La ricchezza tematica è inserita in un linguaggio ricercato. Giudizi, scandalo, colpa, indifferenza, sono solo alcuni dei nodi di riflessioni. Immagini di naufragi, silenzi, sogni e l’infinito si intercambiano in un luogo poetico dove lo spazio è vissuto come “flusso” e il tempo come un'”ombra”. All’interno dello spazio così concepito, l’autore parla anche dell’Amore. Una dimensione in cui ogni respiro diventa vita ed energia per l’altro, forza emotiva, come nella breve ma intensa composizione “Il tuo respiro”. Le due anime si completano e diventano un’unica cosa, quando accade il miracolo del vero Amore e dell’Amore per sempre.

Lo stile

Leggendo “Quinto libello di pezzi tesotici” di Giovanni Sollima si ha l’ impressione di aver capito, ma l’autore fa in modo che rimanga sempre un desiderio di curiosità e mistero irrisolto. La lettura è sorretta da una tecnica propria, che evita molto spesso l’uso dell’articolo, rendendo più fluida la lettura. Il verso è breve e a volte spezzato, il linguaggio generalmente ermetico ed elegante. Dall’inizio alla fine lascia libero il flusso della sua penna e lo scorrere irrefrenabile delle sue parole. Quest’ultime nascono come da sorgente in continuo movimento, sfogando la sua voce interiore senza timore.

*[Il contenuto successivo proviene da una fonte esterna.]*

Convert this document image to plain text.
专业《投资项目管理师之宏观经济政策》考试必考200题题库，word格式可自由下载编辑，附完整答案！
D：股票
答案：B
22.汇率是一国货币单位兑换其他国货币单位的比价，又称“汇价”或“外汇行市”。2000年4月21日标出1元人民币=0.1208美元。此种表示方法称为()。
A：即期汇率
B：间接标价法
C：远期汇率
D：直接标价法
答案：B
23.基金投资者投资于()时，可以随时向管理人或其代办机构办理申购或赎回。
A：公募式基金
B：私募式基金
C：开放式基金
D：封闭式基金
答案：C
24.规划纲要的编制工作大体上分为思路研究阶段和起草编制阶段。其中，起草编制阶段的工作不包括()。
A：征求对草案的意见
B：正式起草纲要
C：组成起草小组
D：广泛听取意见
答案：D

C’è un finale, un momento in cui rimane la consapevolezza profonda di un cuore che comprende l’inutilità della corsa per accorciare lo spazio, rincorrere il tempo, preoccuparsi dei giudizi, dell’indifferenza. Rimane la necessità di «nutrirsi di calma» e di rimanere abbracciati al respiro dell’Amore, unica grande bellezza. Questo è il finale di chi guarda col cuore.